Hans: „In jeder der kurzen Geschichten geht es im Grunde darum, dass Engel zu unserem Leben gehören und wir zum Leben der Engel. Das verstehen Kinder so gut wie Erwachsene.“

AK: Ulrike, der Erzengel Gabriel sucht nach Weihnachten und findet es nicht, Kollege Raffael will einem Biker den Lebensmut wieder geben und Uriel versucht, ein junges Paar zu verkuppeln, das zunächst andere Pläne hat. Wie ist die Idee zum Thema entstanden?

Ulrike: „Bestimmt hab ich gedacht: Wenn einer von den himmlischen Kumpels sich wirklich mal hier unten blicken lassen würde, hätte er vermutlich ein echtes Problem… Jeder würde denken: Wieder so ein Fall für ‚Bonnies Ranch‘ (die Klapse) – er hält sich für einen Erzengel.“

AK: Ulrikes Geschichten laden ein darüber nachzudenken, wodurch Weihnachten eigentlich zu Weihnachten wird. Was bedeutet Dir Weihnachten, Hans?

Hans:„Weihnachten haben wir fast immer Gäste, die wir manchmal gar nicht, manchmal ein wenig kennen und dazu kommt unsere inzwischen ziemlich umfangreiche Familie. Es wird viel geredet, manchmal auch gespielt und natürlich machen wir auch Quatsch mit den Kindern. Seit ich als Kind Weihnachten eher nüchtern, fast kühl erlebt habe, versuche ich so viel Wärme – man könnte auch sagen “Stallwärme” – wie möglich ins Haus zu bekommen und meistens gelingt das auch erstaunlich gut.“

AK: Du schreibst unter dem Pseudonym ‘Deborah Ginsberg’. Warum ein Pseudonym, Ulrike?

Ulrike: „Ich hatte einen sehr dominanten Vater – er war Theaterdirektor und wurde auch als ‚schwäbischer Till Eulenspiegel‘ betitelt. Als ich sein Kleintheater verlassen wollte, um eigene Wege zu gehen, hat er zu mir gesagt: „Wo willst du hin? Du bist nix – und du kannst nix!
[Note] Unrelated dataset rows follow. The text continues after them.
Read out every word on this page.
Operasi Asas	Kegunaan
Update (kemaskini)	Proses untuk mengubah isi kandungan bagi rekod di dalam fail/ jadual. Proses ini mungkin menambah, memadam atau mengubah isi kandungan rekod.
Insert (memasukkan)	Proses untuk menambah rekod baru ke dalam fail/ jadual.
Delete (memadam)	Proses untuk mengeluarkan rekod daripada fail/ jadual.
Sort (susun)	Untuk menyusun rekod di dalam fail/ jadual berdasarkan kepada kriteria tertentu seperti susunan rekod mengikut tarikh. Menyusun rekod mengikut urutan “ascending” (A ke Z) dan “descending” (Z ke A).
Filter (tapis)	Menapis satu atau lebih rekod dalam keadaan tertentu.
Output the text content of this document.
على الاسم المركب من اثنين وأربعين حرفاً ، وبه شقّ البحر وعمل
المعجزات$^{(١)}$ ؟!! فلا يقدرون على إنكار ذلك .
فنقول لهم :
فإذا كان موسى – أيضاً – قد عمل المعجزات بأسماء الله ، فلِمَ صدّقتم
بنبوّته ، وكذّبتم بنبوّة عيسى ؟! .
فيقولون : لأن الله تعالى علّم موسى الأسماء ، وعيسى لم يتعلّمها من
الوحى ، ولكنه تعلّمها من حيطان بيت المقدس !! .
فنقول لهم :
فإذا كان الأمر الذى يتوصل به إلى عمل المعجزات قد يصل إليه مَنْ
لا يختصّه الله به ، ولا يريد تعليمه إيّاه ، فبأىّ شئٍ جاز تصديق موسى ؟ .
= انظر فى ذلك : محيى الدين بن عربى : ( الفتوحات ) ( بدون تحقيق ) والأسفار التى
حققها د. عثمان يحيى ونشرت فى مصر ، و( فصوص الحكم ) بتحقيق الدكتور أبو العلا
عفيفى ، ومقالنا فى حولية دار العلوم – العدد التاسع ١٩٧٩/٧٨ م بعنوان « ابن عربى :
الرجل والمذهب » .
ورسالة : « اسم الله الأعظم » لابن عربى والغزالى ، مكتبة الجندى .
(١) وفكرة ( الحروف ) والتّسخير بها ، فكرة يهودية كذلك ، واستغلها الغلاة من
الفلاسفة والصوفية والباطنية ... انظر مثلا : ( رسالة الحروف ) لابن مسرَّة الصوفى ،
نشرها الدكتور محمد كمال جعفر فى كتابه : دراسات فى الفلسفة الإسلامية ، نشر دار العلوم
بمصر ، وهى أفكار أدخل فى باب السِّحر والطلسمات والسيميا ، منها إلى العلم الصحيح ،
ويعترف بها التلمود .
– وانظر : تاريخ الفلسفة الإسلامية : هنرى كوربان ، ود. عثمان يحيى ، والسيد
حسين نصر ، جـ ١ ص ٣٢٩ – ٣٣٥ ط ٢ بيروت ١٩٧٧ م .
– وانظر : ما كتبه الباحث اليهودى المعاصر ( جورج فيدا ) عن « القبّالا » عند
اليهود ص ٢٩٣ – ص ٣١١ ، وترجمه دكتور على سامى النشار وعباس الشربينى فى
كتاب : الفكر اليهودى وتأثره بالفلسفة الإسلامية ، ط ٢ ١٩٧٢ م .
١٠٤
Wenn was aus dir wird, dann nur wegen meinem Namen!“ Am nächsten Tag hatte ich einen neuen Namen. Das brauchte ich, um mich von dem ‚Fluch‘ zu befreien… und dann wurde eben zuerst Deborah Ginsberg bekannt – die Presse hat viel über sie berichtet 😉 und manchmal hatte ich das Gefühl schizophren zu werden. Ich wusste nicht mehr, kennt mich dieser Mensch jetzt als Deborah oder Ulrike? Münch oder Ginsberg? Ginsberg-Münch?“

Bild links: „Ulrikes süße Schreibtischengel Lenya und Lea, die sie vorwurfsvoll anschauen, wenn sie am PC spielt, statt zu schreiben.

AK: Hattest Du schon mal eine Begegnung mit einem ‘beflügelten’ Engel, Ulrike? Ich denke hier nicht an Wayne Carpendale.
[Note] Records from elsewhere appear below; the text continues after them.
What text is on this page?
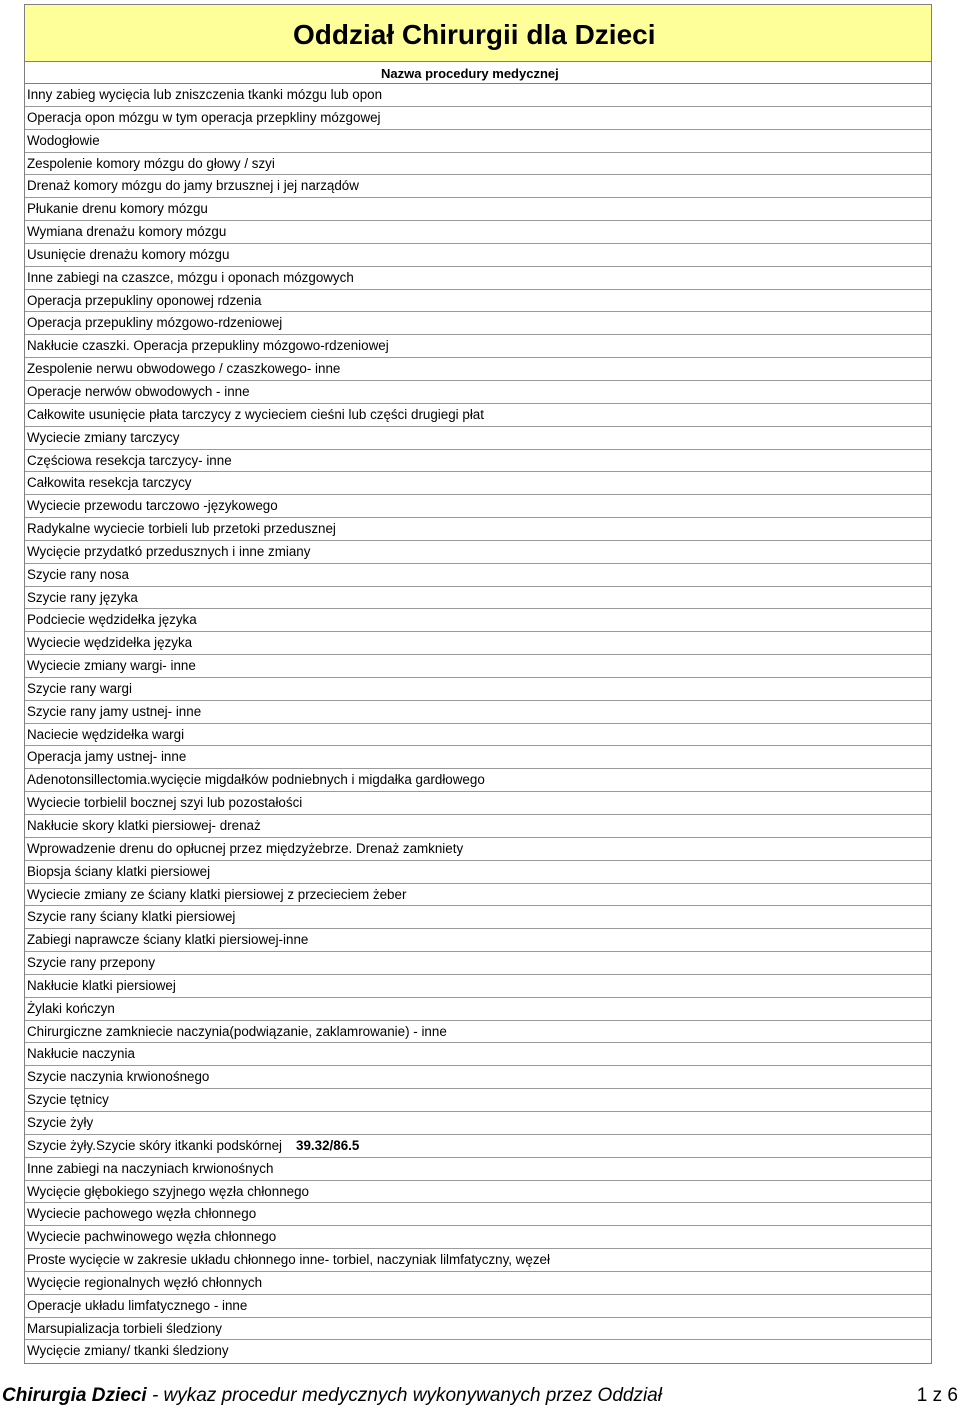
Oddział Chirurgii dla Dzieci
Nazwa procedury medycznej
Inny zabieg wycięcia lub zniszczenia tkanki mózgu lub opon
Operacja opon mózgu w tym operacja przepkliny mózgowej
Wodogłowie
Zespolenie komory mózgu do głowy / szyi
Drenaż komory mózgu do jamy brzusznej i jej narządów
Płukanie drenu komory mózgu
Wymiana drenażu komory mózgu
Usunięcie drenażu komory mózgu
Inne zabiegi na czaszce, mózgu i oponach mózgowych
Operacja przepukliny oponowej rdzenia
Operacja przepukliny mózgowo-rdzeniowej
Nakłucie czaszki. Operacja przepukliny mózgowo-rdzeniowej
Zespolenie nerwu obwodowego / czaszkowego- inne
Operacje nerwów obwodowych - inne
Całkowite usunięcie płata tarczycy z wycieciem cieśni lub części drugiegi płat
Wyciecie zmiany tarczycy
Częściowa resekcja tarczycy- inne
Całkowita resekcja tarczycy
Wyciecie przewodu tarczowo -językowego
Radykalne wyciecie torbieli lub przetoki przedusznej
Wycięcie przydatkó przedusznych i inne zmiany
Szycie rany nosa
Szycie rany języka
Podciecie wędzidełka języka
Wyciecie wędzidełka języka
Wyciecie zmiany wargi- inne
Szycie rany wargi
Szycie rany jamy ustnej- inne
Naciecie wędzidełka wargi
Operacja jamy ustnej- inne
Adenotonsillectomia.wycięcie migdałków podniebnych i migdałka gardłowego
Wyciecie torbielil bocznej szyi lub pozostałości
Nakłucie skory klatki piersiowej- drenaż
Wprowadzenie drenu do opłucnej przez międzyżebrze. Drenaż zamkniety
Biopsja ściany klatki piersiowej
Wyciecie zmiany ze ściany klatki piersiowej z przecieciem żeber
Szycie rany ściany klatki piersiowej
Zabiegi naprawcze ściany klatki piersiowej-inne
Szycie rany przepony
Nakłucie klatki piersiowej
Żylaki kończyn
Chirurgiczne zamkniecie naczynia(podwiązanie, zaklamrowanie) - inne
Nakłucie naczynia
Szycie naczynia krwionośnego
Szycie tętnicy
Szycie żyły
Szycie żyły.Szycie skóry itkanki podskórnej 39.32/86.5
Inne zabiegi na naczyniach krwionośnych
Wycięcie głębokiego szyjnego węzła chłonnego
Wyciecie pachowego węzła chłonnego
Wyciecie pachwinowego węzła chłonnego
Proste wycięcie w zakresie układu chłonnego inne- torbiel, naczyniak lilmfatyczny, węzeł
Wycięcie regionalnych węzłó chłonnych
Operacje układu limfatycznego - inne
Marsupializacja torbieli śledziony
Wycięcie zmiany/ tkanki śledziony
Chirurgia Dzieci - wykaz procedur medycznych wykonywanych przez Oddział	1 z 6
Ulrike: „Tatsächlich hab ich in meinem Leben schon eine Menge ‚irdische Engel‘ kennen gelernt, die meinen Lebensweg gründlich beeinflusst haben. Engel, die immer da waren, wenn Hilfe dringend nötig war. Dafür bin ich sehr dankbar. Die ‚beflügelten‘ Heerscharen sind vielleicht im Einsatz, wenn eine zündende Idee kommt – ein Einfall, der aus heiterem Himmel in einen hinein ‚fällt‘. Oder Intuition… manchmal krieg ich sogar am ganzen Körper Gänsehaut wenn ich spüre: Das ist die ultimative Idee!“

Hans mit Schal, damit er keinen dicken Hals kriegt, wenn von irgendwoher Gegenwind kommt…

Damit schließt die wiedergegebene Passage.